I only raised the question of the multithreaded library in case it's doing a lot of extra work to ensure thread safety and causing reduced performance in single-threaded applications as a result.
I realize that there is not much to work with without example code, but I cannot share the production code and have not yet managed to produce a minimum example.
Here are the "Callees" from VTune for the problem routine (redacted name beginning with "c") compiled with oneapi 2022 (ifort). All the redacted names are in our production code.
This routine took 21.7 seconds (26.1%) of the total CPU time of 83.1 seconds. Most of that time is spent in for_alloc_assign_v2, for_alloc_copy and for_alloc_all_nocheck rather than in the application code.
For comparison, the equivalent result from version 16 is
In this case the "c" routine takes 3.9 seconds (6.7%) of the total CPU time of 58.33s
Finally this is the result with gfortran 11.2
Here the "c" routine takes 5.5 seconds (7.9%) of the total CPU time of 69.3 seconds.
One of the changes to the preferences made between the older Intel Fortran versions and the newer version(s) is the newer version(s) default to -realloc_lhs whereas the older versions did not (or even did not have the ability to realloc the lhs)
In some (to many) cases one may argue the reallocation was unnecessary. There are options to modify this behavior:
/assume:<keyword> specify assumptions made by the optimizer and code generator keywords: ..., ..., [no]realloc_lhs, ..., ... /standard-semantics explicitly sets assume keywords to conform to the semantics of the Fortran standard. May result in performance loss. assume keywords set by /standard-semantics: ..., realloc_lhs, ... /[no]standard-realloc-lhs explicitly sets assume keyword realloc_lhs to conform to the standard, or to override the default. Sets /assume:[no]realloc_lhs
I assume that the bulk of your code was written prior to this change you might experiment with adding option
*** note, should you have a few newer pieces of code that rely on this, then you can omit this option for that/those source files.
And, if you have a source with a blend of usages you can elide unnecessary reallocations by changing:
array = ...
array(:) = ...
Thanks for the suggestion @jimdempseyatthecove but I’ve already considered the possibility that this might have been caused by that change.
I tried using -norealloc_lhs in version 2022 and that did not help. I also tried using -realloc_lhs in version 16 and didn’t see the performance degradation is see in 2022.
Memory tracing in the NAG Fortran compiler shows that the offending routine does have deallocates and allocates on some pointer assignments. These assignments are to quite complicated chains of derived types with allocatable components, some of which are pointers to other derived types. This complexity is why I’m having difficulty in reproducing the problem in a simple, example, and may also be related to the performance problem itself. But ifort version 16 and gfortran version 11.2 seem to manage well.

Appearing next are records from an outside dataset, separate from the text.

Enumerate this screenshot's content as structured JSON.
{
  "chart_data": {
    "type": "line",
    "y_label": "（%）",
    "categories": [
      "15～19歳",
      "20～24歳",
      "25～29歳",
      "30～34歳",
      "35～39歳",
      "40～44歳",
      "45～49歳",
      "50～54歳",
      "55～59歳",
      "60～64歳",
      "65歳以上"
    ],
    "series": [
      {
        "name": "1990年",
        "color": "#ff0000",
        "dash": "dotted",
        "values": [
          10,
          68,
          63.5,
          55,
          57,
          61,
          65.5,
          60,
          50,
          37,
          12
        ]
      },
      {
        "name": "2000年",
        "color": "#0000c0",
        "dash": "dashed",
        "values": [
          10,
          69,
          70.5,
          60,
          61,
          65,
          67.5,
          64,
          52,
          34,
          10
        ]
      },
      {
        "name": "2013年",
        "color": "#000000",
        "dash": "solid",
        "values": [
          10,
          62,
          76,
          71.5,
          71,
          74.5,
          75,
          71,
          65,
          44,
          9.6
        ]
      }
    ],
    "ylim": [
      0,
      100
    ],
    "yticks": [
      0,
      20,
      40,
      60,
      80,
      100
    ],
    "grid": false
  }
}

Good tip on explicitly adding (:) to avoid unnecessary reallocations though.
As the doctor writes, "(:)" can hurt too and badly, proceed with caution.
>>These assignments are to quite complicated chains of derived types with allocatable components, some of which are pointers to other derived types. This complexity is why I’m having difficulty in reproducing the problem in a simple, example, and may also be related to the performance problem itself. But ifort version 16 and gfortran version 11.2 seem to manage well.

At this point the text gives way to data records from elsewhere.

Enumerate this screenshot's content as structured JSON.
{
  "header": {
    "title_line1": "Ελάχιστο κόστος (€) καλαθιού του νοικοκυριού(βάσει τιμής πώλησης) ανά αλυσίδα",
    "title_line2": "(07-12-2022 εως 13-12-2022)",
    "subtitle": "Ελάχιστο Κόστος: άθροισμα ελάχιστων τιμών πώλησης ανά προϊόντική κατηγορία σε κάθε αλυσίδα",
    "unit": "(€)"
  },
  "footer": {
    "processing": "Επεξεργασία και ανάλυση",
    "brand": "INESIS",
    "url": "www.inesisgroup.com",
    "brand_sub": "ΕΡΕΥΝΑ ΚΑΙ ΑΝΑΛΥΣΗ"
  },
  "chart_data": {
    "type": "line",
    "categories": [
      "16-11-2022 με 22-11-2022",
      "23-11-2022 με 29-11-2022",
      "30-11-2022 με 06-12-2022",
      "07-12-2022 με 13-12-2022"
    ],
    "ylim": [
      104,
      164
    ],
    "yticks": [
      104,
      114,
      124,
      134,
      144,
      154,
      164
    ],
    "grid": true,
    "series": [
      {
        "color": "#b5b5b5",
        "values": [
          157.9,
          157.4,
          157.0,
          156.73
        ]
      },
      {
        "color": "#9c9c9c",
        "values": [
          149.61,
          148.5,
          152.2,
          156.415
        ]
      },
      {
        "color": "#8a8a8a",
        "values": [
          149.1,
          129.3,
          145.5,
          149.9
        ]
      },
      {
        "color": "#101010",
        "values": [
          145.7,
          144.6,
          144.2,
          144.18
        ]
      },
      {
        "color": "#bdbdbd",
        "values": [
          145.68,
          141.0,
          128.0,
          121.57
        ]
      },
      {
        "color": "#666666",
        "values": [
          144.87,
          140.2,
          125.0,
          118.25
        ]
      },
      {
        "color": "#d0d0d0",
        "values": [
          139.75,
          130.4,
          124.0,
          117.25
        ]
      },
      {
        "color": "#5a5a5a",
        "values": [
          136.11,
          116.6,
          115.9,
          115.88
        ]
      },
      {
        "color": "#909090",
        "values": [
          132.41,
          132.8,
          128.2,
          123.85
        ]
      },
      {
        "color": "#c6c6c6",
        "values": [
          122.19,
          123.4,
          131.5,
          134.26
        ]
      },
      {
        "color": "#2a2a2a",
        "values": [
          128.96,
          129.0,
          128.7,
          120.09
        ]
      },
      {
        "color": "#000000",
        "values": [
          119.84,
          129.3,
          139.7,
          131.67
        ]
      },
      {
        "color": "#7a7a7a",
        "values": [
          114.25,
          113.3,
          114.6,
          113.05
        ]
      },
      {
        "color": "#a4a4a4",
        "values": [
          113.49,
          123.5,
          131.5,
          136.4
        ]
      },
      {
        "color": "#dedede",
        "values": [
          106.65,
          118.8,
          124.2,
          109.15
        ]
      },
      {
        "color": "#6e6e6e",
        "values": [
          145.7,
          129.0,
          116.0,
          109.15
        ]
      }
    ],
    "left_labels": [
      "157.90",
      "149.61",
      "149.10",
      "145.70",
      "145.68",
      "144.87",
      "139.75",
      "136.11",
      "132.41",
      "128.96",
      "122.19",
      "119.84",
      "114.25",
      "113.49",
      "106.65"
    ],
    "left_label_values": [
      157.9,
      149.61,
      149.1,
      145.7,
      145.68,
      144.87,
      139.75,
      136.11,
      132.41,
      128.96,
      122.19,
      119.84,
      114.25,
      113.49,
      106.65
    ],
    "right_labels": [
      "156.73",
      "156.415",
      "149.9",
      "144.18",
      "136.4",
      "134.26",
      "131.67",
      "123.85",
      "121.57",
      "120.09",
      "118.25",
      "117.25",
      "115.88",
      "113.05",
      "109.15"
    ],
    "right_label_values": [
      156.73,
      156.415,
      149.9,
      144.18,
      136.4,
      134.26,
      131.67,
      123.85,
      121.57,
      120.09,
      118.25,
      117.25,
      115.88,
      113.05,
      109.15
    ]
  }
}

Have you considered compiling the "adverse" procedure(s) using the older or other compiler into a static library (provide it produces bug-free results)?

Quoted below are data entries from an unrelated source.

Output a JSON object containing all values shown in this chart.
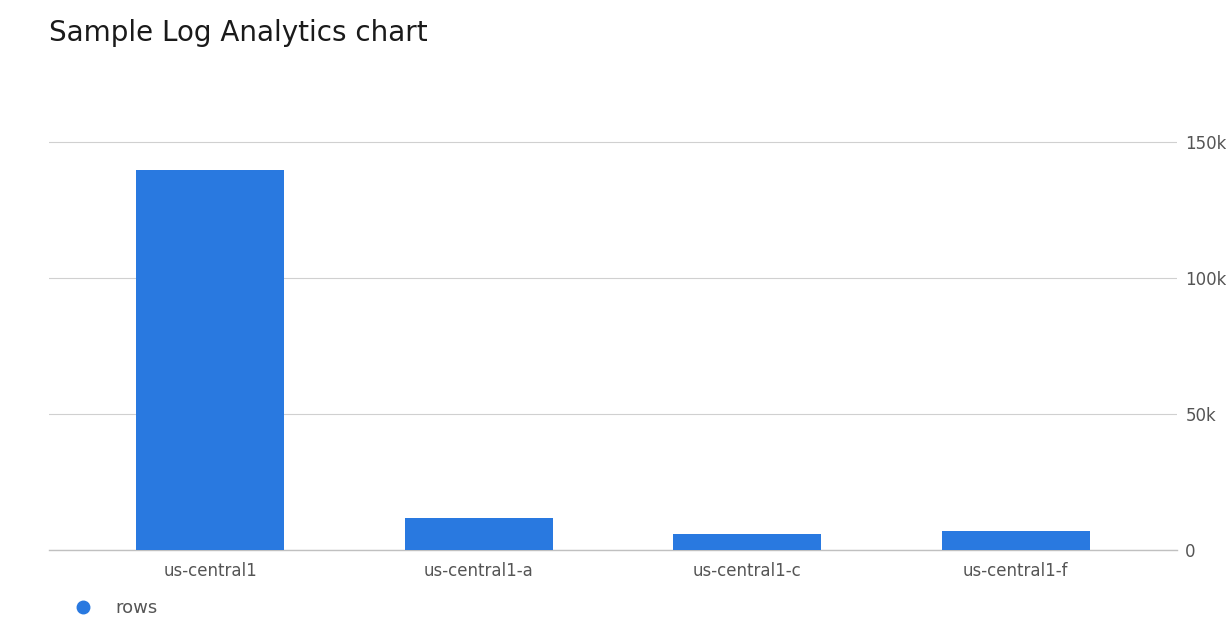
{
  "title": "Sample Log Analytics chart",
  "categories": [
    "us-central1",
    "us-central1-a",
    "us-central1-c",
    "us-central1-f"
  ],
  "values": [
    140000,
    12000,
    6000,
    7000
  ],
  "bar_color": "#2979e0",
  "background_color": "#ffffff",
  "ylim": [
    0,
    160000
  ],
  "yticks": [
    0,
    50000,
    100000,
    150000
  ],
  "ytick_labels": [
    "0",
    "50k",
    "100k",
    "150k"
  ],
  "title_fontsize": 20,
  "tick_fontsize": 12,
  "legend_label": "rows",
  "legend_color": "#2979e0",
  "grid_color": "#d0d0d0",
  "spine_color": "#c0c0c0",
  "tick_color": "#555555",
  "title_color": "#1a1a1a"
}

I suspect there is an excessive number of temporary UDT's created for member allocatable objects then either alloc&copied&freed or alloc&movealloc. The listed for_... routines seem to indicate this.
Could you expand, expand, ... for_alloc_assign_v2 to narrow the issue further?
This may lead into functions without debug information, which is OK
Getting the names may be insightful as to if/where a mutex might be located or if this is mostly memory reference overhead.
Note, the very high functions can be opened in a Disassembly window for further inspection.